I have given a number of examples of how I have been genially appreciated in the hostile Press, but my family are of opinion that it would not be fair, considering how many kind things were published in loyal journals, not to render some tribute to them too. I was sincerely obliged when I received a good word, but, frankly, the bad ones amused me much more. However, I am not ungrateful, and I have specially prized one able description of my attitude which appeared in the Globe, the manly strain of the writing of which is in healthy contrast to the hysterical effusions tainted with adjectival mania of those who wanted me shot, but were too cowardly to fire at me themselves:—
'Mr. Hussey is admittedly fair and just in his dealings with his own tenants. But he is only just and fair, which, in the ethics of Irish agrarianism, is equivalent to being a rack-renter and a tyrant. He refuses to let his own land at whatever the tenants think well to pay for it. He persists, with exasperating obstinacy, in refusing to sacrifice the interests of the landlords for whom he acts. In short, Mr. Hussey is one of the most determined and formidable obstacles to the success of the Land League. While such men have the courage to face the agrarian conspiracy, that grand consummation of patriotic effort—the rooting out of landlordism—must be a somewhat tough and tedious business. He has lived in the midst of enemies, who would have murdered him if only they had the opportunity.
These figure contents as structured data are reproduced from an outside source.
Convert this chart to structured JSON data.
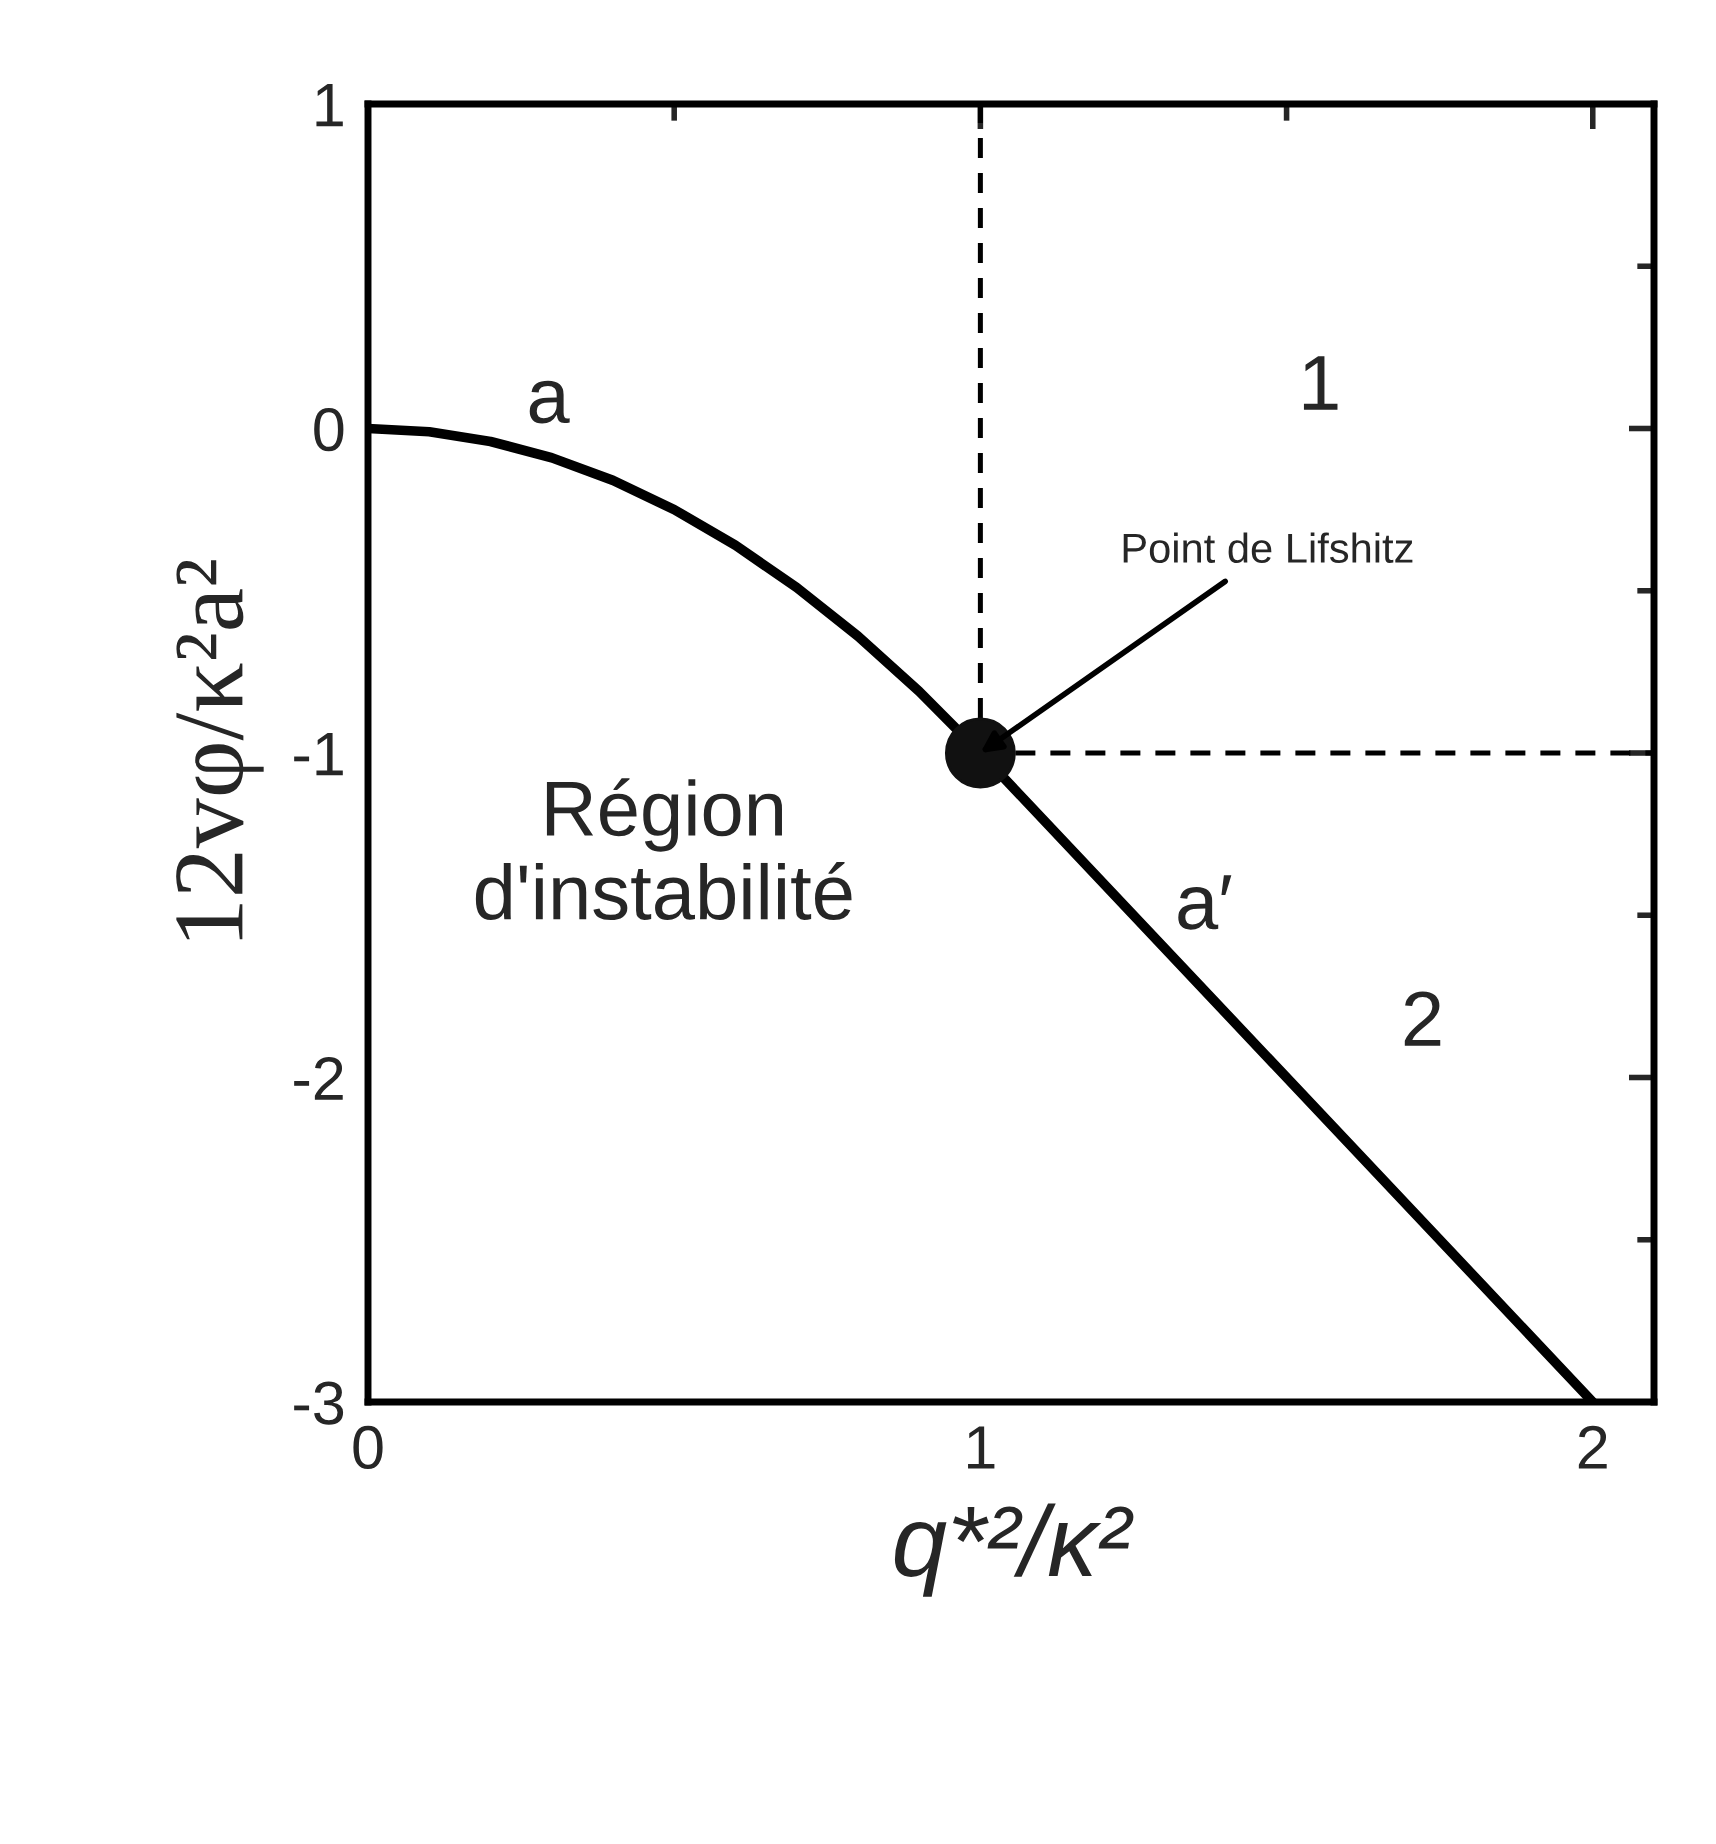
{
  "chart_data": {
    "type": "line",
    "xlabel": "q*²/κ²",
    "ylabel": "12vφ/κ²a²",
    "xlim": [
      0,
      2.1
    ],
    "xticks": [
      0,
      1,
      2
    ],
    "ylim": [
      -3,
      1
    ],
    "yticks": [
      -3,
      -2,
      -1,
      0,
      1
    ],
    "grid": false,
    "series": [
      {
        "color": "#000000",
        "marker": "none",
        "line_style": "solid",
        "x": [
          0,
          0.1,
          0.2,
          0.3,
          0.4,
          0.5,
          0.6,
          0.7,
          0.8,
          0.9,
          1,
          2
        ],
        "values": [
          0,
          -0.01,
          -0.04,
          -0.09,
          -0.16,
          -0.25,
          -0.36,
          -0.49,
          -0.64,
          -0.81,
          -1,
          -3
        ]
      },
      {
        "type": "scatter",
        "color": "#111111",
        "marker": "circle",
        "x": [
          1
        ],
        "values": [
          -1
        ]
      }
    ],
    "ref_lines": [
      {
        "axis": "x",
        "value": 1,
        "line_style": "dashed",
        "color": "#000000"
      },
      {
        "axis": "y",
        "value": -1,
        "line_style": "dashed",
        "color": "#000000"
      }
    ],
    "annotations": [
      {
        "text": "Point de Lifshitz",
        "x": 1,
        "y": -1
      },
      "a",
      "a′",
      "1",
      "2",
      "Région\nd'instabilité"
    ]
  }
}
His life, it may be safely said, has had no stronger security than his own ability to protect it.'
And yet some one ventured to call Irish land agents 'popularity-hunting scoundrels.'
'Popularity and getting in money were never on the same bush,' as I told Lord Kenmare, and if I had stopped to think how I should make myself popular, I should have bothered my head about what I did not care twopence for, and provided an even more easy target for firing at at short range.
Drifting from a man who paid no heed to scoundrels, I am led to allude to the attitude of a profession, the members of which profited by their amenities—I, of course, mean solicitors—because some one put a question to me on the subject only the other day.
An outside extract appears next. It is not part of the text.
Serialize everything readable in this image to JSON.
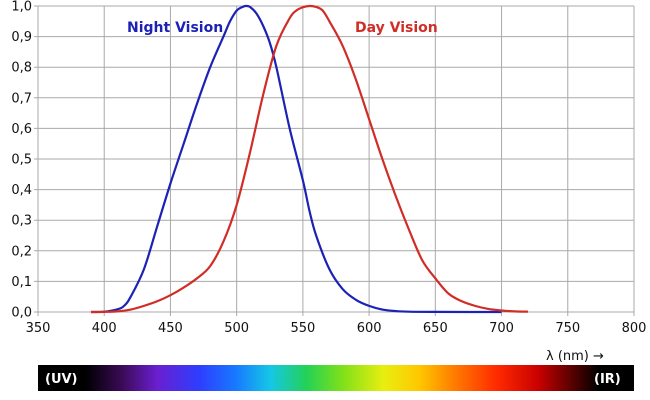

My answer is, that none of the solicitors were in the Land League, and they did not instigate outrages; but they drew comfortable fees for defending the perpetrators.
Swindlers and murderers never agree, for they practise distinct professions.
We were fighting a Land War, and though I have kept back land questions as much as I can, in order not to weary the reader with what never wearies me, I have one or two examples to give which cannot be omitted if I am to portray the true facts.
My firm was agent for an estate in Castleisland, the rent of which, in 1841, was £2300. I exhibited the rental, showing only three quarters in arrear. By 1886 it was cut down by the Commissioners to £ 1800, and the landlord sold it for £30,000, for which the tenants used to pay four per cent, for forty-nine years, to cover principal and interest.
There was a tenant on that estate named Dennis Coffey. He took a farm at £105 a year; the Commissioners reduced that rent to £80. He purchased it for £1440—eighteen years' purchase, for which his son has £42 a year for forty-nine years. The father had purchased a farm for fee-simple of equal value for £3000, which he left to two others of his sons. So that one son, by paying half what he had covenanted to pay, and which he could pay, gets a farm equal in value to what his father paid £3000 in hard cash for. The man who is paying rent has his farm well stocked; the others are paupers, and one died in the poorhouse.